Children learn their early prejudices mainly from parents, but also from other adults and from their own peers. They may observe these people's expressions of distaste for someone or something, or they may be subject to constant warnings—don't associate or play with those Maoris—don't mix with those Maoris or they'll eat you—or keep away from them or you'll catch sores or nits. Subject to such influences, the child's vulnerable and impressionable mind is likely to develop permanent prejudices.
Social Contact is Important
Teachers should consciously watch for such attitudes and should do what they can to eradicate them. It is especially important to encourage as much social contact as possible between the different races, both in the classroom and in the playground. They should be intermingled during school projects, sports etc., and so far as possible, they should not sit in separate groups in the classroom.
The teacher should ensure that all children are treated equally; when some do need more attention than others, this should be done as smoothly and naturally as possible. This is necessary in order to prevent a connection being made—as can frequently happen—between a particular child's weaknesses and his race or colour. Teachers should also impress upon children that basically and collectively all are equal, although individually some may not be up to the standard of the ideal citizen.
Teaching and Discussion
Children should be taught as much Maori culture as possible. By this I don't mean just how they lived in the stone-age or last century but how they live today, and what problems they still have as a group.
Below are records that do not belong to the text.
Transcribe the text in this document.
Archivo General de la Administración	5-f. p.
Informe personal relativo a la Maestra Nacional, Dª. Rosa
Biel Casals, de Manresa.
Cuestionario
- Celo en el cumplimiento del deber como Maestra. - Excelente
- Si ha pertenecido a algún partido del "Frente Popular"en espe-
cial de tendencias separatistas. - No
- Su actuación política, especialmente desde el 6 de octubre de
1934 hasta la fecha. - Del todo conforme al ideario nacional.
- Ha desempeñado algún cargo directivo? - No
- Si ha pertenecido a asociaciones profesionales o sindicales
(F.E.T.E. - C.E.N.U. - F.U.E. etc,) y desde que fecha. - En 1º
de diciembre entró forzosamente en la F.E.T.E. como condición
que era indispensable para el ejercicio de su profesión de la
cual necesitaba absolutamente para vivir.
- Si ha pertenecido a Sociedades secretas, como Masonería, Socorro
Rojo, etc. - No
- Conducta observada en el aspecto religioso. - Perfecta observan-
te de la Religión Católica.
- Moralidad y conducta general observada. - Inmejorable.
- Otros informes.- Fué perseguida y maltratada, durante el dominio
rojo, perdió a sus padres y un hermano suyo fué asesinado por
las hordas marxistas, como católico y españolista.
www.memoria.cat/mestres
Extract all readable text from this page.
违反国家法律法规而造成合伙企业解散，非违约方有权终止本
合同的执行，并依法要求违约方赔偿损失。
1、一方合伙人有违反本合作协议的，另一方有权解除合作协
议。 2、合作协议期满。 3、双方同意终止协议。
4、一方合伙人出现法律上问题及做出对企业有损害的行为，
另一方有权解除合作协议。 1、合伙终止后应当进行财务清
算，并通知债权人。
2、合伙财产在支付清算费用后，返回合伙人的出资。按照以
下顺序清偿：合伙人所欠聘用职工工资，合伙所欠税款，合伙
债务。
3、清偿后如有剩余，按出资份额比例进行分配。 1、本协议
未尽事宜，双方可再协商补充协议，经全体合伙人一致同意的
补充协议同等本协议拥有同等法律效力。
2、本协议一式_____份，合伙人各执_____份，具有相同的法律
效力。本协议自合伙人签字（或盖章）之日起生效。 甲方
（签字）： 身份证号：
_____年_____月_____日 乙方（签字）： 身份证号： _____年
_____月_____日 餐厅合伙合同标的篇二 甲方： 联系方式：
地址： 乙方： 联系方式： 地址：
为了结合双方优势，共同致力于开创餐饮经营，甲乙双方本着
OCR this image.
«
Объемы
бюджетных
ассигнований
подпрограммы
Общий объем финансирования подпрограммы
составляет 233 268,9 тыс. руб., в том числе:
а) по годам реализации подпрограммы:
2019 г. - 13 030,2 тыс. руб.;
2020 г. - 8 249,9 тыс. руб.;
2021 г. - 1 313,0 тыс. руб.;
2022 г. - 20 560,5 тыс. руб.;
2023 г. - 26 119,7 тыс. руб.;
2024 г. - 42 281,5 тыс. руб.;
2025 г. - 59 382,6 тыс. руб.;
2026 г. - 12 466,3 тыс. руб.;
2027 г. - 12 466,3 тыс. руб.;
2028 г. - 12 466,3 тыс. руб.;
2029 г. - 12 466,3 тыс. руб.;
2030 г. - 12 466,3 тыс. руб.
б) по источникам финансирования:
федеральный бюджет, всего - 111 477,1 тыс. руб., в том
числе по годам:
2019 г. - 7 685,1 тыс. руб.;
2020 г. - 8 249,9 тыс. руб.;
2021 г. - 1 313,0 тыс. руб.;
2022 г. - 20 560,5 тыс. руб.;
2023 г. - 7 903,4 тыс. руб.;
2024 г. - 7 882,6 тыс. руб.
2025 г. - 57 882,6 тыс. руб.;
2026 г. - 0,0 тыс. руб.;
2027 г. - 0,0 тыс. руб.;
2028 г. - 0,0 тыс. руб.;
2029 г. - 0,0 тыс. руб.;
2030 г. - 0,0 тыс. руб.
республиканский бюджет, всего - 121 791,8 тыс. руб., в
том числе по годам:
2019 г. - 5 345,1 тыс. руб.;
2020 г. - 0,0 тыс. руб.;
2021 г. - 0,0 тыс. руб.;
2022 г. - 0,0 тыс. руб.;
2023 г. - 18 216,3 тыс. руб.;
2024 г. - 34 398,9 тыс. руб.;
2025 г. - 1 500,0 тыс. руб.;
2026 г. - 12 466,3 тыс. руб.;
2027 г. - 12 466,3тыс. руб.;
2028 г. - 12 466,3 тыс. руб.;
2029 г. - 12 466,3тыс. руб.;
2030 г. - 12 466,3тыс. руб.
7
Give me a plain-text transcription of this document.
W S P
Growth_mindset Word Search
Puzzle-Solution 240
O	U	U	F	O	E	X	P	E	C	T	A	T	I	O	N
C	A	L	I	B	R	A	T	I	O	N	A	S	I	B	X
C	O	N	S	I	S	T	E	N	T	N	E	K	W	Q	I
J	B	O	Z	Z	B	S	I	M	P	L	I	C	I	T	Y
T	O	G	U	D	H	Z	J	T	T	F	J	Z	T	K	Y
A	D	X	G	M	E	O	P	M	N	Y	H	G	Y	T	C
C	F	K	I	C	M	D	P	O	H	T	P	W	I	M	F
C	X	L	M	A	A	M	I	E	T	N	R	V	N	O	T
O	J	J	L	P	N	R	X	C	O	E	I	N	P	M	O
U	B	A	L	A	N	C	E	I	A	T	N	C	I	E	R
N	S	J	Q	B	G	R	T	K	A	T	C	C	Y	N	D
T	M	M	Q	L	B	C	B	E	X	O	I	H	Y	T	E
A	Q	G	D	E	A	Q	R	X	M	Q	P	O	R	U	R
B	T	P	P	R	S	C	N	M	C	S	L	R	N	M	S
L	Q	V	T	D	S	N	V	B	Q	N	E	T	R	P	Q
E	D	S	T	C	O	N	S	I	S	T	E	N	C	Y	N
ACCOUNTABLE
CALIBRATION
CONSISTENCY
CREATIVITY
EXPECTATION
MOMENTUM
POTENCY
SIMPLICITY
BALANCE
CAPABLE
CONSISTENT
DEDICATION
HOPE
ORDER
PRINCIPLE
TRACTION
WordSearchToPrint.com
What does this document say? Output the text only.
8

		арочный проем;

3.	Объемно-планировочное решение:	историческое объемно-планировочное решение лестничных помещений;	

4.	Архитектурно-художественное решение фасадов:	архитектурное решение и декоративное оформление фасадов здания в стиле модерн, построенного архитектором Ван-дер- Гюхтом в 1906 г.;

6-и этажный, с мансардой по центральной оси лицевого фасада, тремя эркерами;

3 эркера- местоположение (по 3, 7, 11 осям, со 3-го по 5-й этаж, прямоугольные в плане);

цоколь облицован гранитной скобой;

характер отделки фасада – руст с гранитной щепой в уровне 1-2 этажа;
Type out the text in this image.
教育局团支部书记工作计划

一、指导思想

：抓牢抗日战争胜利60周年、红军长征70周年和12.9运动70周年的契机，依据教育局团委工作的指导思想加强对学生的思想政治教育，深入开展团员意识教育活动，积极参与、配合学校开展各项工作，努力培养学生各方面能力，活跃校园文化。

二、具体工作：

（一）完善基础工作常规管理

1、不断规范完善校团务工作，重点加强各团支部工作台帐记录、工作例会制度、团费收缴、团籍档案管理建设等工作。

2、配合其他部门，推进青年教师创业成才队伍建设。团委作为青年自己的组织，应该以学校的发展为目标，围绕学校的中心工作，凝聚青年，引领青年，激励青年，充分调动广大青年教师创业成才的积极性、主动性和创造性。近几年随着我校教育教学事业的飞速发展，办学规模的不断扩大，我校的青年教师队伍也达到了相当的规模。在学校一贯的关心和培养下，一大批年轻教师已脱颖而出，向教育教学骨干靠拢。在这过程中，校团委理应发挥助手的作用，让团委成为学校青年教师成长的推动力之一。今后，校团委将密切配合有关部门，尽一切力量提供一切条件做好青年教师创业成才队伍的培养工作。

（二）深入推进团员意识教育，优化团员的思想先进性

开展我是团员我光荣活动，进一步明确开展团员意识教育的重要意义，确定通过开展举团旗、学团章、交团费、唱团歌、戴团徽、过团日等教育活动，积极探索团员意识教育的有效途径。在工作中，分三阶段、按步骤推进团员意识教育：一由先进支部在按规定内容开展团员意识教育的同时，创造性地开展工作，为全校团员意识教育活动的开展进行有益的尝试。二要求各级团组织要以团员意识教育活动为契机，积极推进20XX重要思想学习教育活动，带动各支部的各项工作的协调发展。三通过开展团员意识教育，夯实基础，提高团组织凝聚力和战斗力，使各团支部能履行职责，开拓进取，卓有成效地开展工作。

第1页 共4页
Quite important in any democratic classroom, children should be given the chance to discuss what they believe or have been led to believe about other races. This will give them the chance to analyze their beliefs, and through more sober observations and objective reasoning and discussion with other children, they should be able to arrive at more truthful (not necessarily glowing) conclusions about other races.
Help Him to Understand
A middle-aged couple were inspecting a a house for sale next to ours a couple of weeks ago. The woman talked quite cheerfully and politely for a while about the house they were looking at, and ended her conversation by saying, ‘Oh well, at least it's nice to know we'll be living next to white people.' (Needless to add, I appear more European than Maori.)
A child once wrote in an essay: ‘Maoris are dirty. They never wash and they have sores on their legs. They are always in the pub and they come out drunk. They always eat fish and chips, they eat like pigs, and their houses are like pig-sties. I hate Maoris…’
Well, I don't see that lady or many thousands like her contributing anything worthwhile to a bi-racial society. They live with their prejudices and they will die with them.
But what of the child? For his own good, and our country's good, is it wise that he should grow up with these ill-informed and semi-true opinions of the Maori race, because of a few Maoris he has seen or been told about? And what of those Maoris who are increasingly lifting themselves above the boy's criticism, or those equally culpable Pakehas whom he has forgotten about? I say, help him now, to understand and see the truth, before his numbers increase, before it is too late.